E a sua glória reside especialmente quando ela fala desses elementos, sem ter
de se impor como uma autoridade do saber, mas o fazendo com a beleza das
palavras, a metáfora dos sentidos, a originalidade do estilo e a coerência das
ideias. Ao todo, julgo serem esses elementos que tornam a obra literária
agradável e memorável de ler-se. Perdendo-se a beleza das palavras, a obraliterária torna-se seca ou entediante de ler, dificultando a compreensão das
metáforas. Com a escassez das metáforas, a obra literária mostra-se pobre na
matéria de imaginação e dessensorialização do mundo físico. E a ausência da
originalidade do estilo faz da obra um elemento totalmente confundível. A falta
da coerência das ideias deixa a obra literária desprovida do pensamento. E sem
pensamento, não há significado. Sendo assim, todas as razões para que obra literária sobreviva ao teste do tempo tornam-se nulas.
A
ideia de que a imortalidade da obra literária seja, em grande parte, garantida
pelo pensamento fundamenta-se com a própria natureza do pensamento que é
intemporal. Todo e qualquer pensamento tem a tendência de tornar-se universal,
não somente pela sua constituição lógica, mas pelo seu poder de abstração. Ou
seja, todo o acto de pensar envolve abstração que é o processo que permite a
mente descurar-se da realidade sensível e passar a lidar com as formas e
conceitos. E, ao contrário das impressões que variam de acordo com o tempo e
espaço, as formas e conceitos mantêm-se inalteráveis de tal modo que, por
exemplo, se alguém nos fala da árvore ou montanha, não precisamos de
lembrar-nos da primeira ou última árvore ou montanha que a gente viu no mundo,
mas chegamos ao entendimento do enunciado, pois dispomos do conceito e forma
destes dois elementos independentemente do tempo e espaço em que estivermos.
Deste
modo, a glória da literatura sobre o tempo deve-se basicamente ao pensamento fundido nela de maneira inobjectiva e sob os condimentos estéticos.
Normalmente, o pensamento dentro das obras literárias revela-se-nos através das
famosas lições morais que desde os tempos do ensino primário éramos obrigados a
retirar dos contos e poemas. Obviamente que haja mais lições que se podem tirar
dum texto literário, mas a ideia duma lição moral configura-se como aquele
valor que se aprende duma experiência para toda a vida. Por conseguinte, um
livro com uma lição moral tem asas para desprender-se duma experiência limitada
pelo tempo e espaço rumo ao universo metafísico. Tratando-se da literatura, é
preciso que essa lição moral (pensamento) tenha sido estabelecido num exemplo
indutivo (poema, romance, conto, etc) adornado de elementos estéticos inéditos.

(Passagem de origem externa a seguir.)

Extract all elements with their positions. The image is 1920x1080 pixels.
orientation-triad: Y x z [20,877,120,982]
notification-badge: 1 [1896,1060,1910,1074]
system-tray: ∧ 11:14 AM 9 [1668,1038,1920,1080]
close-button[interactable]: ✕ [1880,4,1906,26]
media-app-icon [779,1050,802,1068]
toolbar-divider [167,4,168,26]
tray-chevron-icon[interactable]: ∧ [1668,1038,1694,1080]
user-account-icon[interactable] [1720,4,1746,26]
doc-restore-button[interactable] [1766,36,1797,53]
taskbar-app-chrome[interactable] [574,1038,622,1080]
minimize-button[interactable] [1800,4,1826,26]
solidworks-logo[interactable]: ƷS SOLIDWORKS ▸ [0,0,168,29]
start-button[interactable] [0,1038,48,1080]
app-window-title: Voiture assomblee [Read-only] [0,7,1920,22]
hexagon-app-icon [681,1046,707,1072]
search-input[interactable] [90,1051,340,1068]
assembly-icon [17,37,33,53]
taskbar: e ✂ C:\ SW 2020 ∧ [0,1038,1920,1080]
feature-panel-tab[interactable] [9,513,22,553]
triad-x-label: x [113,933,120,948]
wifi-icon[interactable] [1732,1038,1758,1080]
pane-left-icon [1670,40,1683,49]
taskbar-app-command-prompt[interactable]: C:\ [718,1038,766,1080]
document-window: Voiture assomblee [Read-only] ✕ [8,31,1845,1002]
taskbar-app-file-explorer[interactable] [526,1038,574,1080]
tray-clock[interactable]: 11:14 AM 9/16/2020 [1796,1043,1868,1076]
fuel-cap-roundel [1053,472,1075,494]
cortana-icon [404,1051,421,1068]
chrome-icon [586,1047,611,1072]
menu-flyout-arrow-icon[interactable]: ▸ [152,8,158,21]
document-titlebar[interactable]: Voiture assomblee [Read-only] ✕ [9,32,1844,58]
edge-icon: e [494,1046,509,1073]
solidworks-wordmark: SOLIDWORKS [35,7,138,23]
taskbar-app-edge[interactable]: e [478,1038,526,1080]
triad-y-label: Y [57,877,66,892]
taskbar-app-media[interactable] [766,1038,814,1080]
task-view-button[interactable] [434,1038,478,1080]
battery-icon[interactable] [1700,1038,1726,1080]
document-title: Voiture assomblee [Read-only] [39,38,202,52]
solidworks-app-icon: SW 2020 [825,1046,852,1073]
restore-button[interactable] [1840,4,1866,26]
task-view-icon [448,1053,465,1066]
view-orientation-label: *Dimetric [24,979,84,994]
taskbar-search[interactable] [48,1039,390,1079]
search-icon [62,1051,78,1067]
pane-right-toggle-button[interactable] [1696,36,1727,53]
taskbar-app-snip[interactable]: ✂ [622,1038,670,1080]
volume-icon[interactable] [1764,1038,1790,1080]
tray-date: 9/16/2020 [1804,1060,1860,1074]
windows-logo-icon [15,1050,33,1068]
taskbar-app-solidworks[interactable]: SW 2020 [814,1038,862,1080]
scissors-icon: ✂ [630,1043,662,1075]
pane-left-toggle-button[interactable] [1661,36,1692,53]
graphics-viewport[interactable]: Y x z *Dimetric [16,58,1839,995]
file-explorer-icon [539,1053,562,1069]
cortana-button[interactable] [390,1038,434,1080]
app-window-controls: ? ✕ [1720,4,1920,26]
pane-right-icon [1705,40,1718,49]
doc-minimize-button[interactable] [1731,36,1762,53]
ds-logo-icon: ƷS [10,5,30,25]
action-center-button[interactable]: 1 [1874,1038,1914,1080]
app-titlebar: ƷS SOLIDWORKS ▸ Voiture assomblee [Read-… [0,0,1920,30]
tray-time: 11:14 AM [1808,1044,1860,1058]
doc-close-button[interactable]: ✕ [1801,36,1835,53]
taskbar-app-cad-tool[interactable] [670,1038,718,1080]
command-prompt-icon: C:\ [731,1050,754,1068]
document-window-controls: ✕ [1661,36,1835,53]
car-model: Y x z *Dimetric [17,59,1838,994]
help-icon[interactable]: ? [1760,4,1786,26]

Sem os elementos estéticos, corre-se o risco de, no lugar da literatura, ter-se
um livro deformado de filosofia, um ensaio científico ou uma auto-ajuda
totalmente desprazerosos (ou pouco prazerosos), mas úteis de lerem-se. Se
calhar, seja essa a grande diferença existente entre a maioria dos best-sellers
e a maioria dos escritores talentosos, porém menos populares. Ou seja, quem lê
Paulo Coelho ou José Rodrigues dos Santos, best-sellers lusófonos, pode notar
que nas suas obras o nível de erudição supera o domínio estético da língua, enquanto
escritores como Ernest Hemingway, Ungulani Baka Khosa, Mia Couto ou Machado deAssis procuram manter equilíbrio entre a estética da palavra e a erudição, um
exercício tão imperfeito em que o domínio estético da palavra se mostra
normalmente avantajado em relação à erudição.
Entretanto,
quando o domínio estético da língua suplanta a erudição, a obra literária tem
menos chances de sobreviver ao seu tempo, pelo facto de não ter nenhum valor a
transmitir a novas gerações, senão experiências corriqueiras que, embora
contadas de maneira requintada, não agregam nenhuma lição ao desenvolvimento da
consciência humana. E quando é a erudição a suplantar a dimensão estética da
obra, ela tem relativamente mais chances de sobreviver ao teste do tempo, pois
apesar de ser uma obra austera na beleza da palavra, ela torna-se útil à
humanidade pelo conhecimento e reflexão envolvidos na sua composição. Todavia,
tal obra jamais vai ser considerada uma referência literária, mesmo que seja
enquadrada na estante da literatura, pela razão de ter-se descuidado
consideravelmente dos elementos estéticos que causam fruição na leitura. Deste
modo, para imortalidade duma obra literária, em stricto sensu, é necessário um meio-termo ou equilíbrio ainda que
não perfeito entre o pensamento e a estética da palavra. Quando um se sobrepõe
gravemente sobre o outro, ou viola-se a imortalidade da obra ou dissolve-se a
literariedade da mesma. Para uma intemporal obra literária urge sempre a união
entre o útil e o agradável, parafraseando o poeta romano Horácio.